Application of density functional theory for evaluating the mechanical properties and structural stability of dental implant materials

Abstract

Abstract Background Titanium is a commonly used material for dental implants owing to its excellent biocompatibility, strength-to-weight ratio, corrosion resistance, lightweight nature, hypoallergenic properties, and ability to promote tissue adhesion. However, alternative materials, such as titanium alloys (Ti–Al-2 V) and zirconia, are available for dental implant applications. This study discusses the application of Density Functional Theory (DFT) in evaluating dental implant materials' mechanical properties and structural stability, with a specific focus on titanium (Ti) metal. It also discusses the electronic band structures, dynamic stability, and surface properties. Furthermore, it presents the mechanical properties of Ti metal, Ti–Al-2 V alloy, and zirconia, including the stiffness matrices, average properties, and elastic moduli.

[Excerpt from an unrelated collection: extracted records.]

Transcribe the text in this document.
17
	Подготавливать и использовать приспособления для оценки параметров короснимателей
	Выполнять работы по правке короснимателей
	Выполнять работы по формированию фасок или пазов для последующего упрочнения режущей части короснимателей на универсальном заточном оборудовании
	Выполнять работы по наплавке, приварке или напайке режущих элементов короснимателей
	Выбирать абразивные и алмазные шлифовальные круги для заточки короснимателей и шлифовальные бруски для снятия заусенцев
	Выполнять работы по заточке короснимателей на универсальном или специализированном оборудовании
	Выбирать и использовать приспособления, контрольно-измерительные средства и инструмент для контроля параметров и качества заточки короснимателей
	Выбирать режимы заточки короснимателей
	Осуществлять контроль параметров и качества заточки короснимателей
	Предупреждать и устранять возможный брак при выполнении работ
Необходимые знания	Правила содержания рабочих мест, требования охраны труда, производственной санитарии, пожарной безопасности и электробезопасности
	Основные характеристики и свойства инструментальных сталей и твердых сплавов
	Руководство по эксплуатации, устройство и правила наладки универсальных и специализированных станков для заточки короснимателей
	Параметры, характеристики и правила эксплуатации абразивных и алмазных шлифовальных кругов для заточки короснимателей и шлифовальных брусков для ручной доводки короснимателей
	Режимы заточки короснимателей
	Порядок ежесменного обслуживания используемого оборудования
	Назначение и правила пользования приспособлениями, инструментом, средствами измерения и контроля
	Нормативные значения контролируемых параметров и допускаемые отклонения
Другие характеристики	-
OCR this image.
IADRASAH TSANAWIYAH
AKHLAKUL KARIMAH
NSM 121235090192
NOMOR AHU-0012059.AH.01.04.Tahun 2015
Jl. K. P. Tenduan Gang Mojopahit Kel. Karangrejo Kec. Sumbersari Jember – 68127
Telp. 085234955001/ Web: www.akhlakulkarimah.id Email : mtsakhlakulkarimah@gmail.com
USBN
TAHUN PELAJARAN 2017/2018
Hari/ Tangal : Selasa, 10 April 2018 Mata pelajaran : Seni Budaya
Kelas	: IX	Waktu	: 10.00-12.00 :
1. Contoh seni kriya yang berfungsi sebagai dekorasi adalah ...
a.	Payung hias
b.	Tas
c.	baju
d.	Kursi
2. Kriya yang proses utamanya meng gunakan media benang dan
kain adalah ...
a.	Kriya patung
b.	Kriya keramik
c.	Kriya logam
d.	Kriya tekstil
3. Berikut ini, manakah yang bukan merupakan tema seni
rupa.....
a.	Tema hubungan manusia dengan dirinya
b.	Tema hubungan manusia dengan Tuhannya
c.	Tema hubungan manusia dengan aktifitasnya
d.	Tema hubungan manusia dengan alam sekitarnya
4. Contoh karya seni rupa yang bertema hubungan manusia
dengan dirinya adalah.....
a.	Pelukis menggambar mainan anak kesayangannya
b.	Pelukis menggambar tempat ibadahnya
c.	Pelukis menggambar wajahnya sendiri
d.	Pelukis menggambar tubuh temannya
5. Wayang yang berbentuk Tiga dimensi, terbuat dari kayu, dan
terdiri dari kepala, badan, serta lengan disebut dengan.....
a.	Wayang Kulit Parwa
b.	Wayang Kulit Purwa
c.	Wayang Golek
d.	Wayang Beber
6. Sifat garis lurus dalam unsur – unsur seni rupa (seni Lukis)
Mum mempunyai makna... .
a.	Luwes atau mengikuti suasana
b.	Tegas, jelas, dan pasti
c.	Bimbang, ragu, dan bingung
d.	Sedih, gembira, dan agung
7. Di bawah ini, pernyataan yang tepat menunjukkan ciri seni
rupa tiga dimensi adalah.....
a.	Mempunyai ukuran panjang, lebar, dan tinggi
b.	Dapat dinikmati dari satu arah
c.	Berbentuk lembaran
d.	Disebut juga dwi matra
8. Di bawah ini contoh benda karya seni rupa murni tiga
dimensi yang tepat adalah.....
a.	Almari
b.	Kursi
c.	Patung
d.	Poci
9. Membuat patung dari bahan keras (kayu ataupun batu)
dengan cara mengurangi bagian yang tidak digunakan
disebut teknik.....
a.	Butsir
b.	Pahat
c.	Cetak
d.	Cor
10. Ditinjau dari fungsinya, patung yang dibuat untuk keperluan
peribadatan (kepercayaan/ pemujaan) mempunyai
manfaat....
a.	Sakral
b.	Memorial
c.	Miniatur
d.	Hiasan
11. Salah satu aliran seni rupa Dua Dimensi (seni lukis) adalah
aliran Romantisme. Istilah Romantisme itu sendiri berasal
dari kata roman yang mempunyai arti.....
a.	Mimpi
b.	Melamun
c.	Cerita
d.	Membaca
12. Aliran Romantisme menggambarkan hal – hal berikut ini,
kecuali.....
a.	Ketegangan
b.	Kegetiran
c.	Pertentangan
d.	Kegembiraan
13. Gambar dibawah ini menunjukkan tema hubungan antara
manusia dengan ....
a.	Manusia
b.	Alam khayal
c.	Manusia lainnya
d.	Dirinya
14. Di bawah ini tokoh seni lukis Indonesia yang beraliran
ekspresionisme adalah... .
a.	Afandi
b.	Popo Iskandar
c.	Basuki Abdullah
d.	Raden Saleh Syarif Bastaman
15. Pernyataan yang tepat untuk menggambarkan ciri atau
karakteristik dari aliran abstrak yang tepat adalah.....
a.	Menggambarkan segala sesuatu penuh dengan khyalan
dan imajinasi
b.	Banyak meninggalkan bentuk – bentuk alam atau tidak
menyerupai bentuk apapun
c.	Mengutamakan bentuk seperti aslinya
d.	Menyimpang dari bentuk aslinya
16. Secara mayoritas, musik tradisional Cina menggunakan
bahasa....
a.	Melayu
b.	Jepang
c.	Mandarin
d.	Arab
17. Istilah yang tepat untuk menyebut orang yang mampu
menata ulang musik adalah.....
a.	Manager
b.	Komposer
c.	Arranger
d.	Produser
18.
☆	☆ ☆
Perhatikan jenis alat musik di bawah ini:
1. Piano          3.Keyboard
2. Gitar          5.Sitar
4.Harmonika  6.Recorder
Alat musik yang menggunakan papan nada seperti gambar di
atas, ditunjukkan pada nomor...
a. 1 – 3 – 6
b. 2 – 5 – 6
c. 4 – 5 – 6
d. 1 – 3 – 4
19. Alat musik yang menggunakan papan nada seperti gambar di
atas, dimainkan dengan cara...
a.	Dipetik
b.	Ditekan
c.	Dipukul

This research comprehensively studies Ti metal's mechanical properties, structural stability, and surface properties for dental implants. Methods We used computational techniques, such as the CASTEP code based on DFT, GGA within the PBE scheme for evaluating electronic exchange–correlation energy, and the BFGS minimization scheme for geometry optimization. The results provide insights into the structural properties of Ti, Ti–Al-2 V, and zirconia, including their crystal structures, space groups, and atomic positions. Elastic properties, Fermi surface analysis, and phonon studies were conducted to evaluate the tensile strength, yield strength, ductility, elastic modulus, Poisson's ratio, hardness, fatigue resistance, and corrosion resistance. Results The findings were compared with those of Ti–Al-2 V and zirconia to assess the advantages and limitations of each material for dental implant applications. This study demonstrates the application of DFT in evaluating dental implant materials, focusing on titanium, and provides valuable insights into their mechanical properties, structural stability, and surface characteristics. Conclusions The findings of this study contribute to the understanding of dental implant material behavior and aid in the design of improved materials with long-term biocompatibility and stability in the oral environment.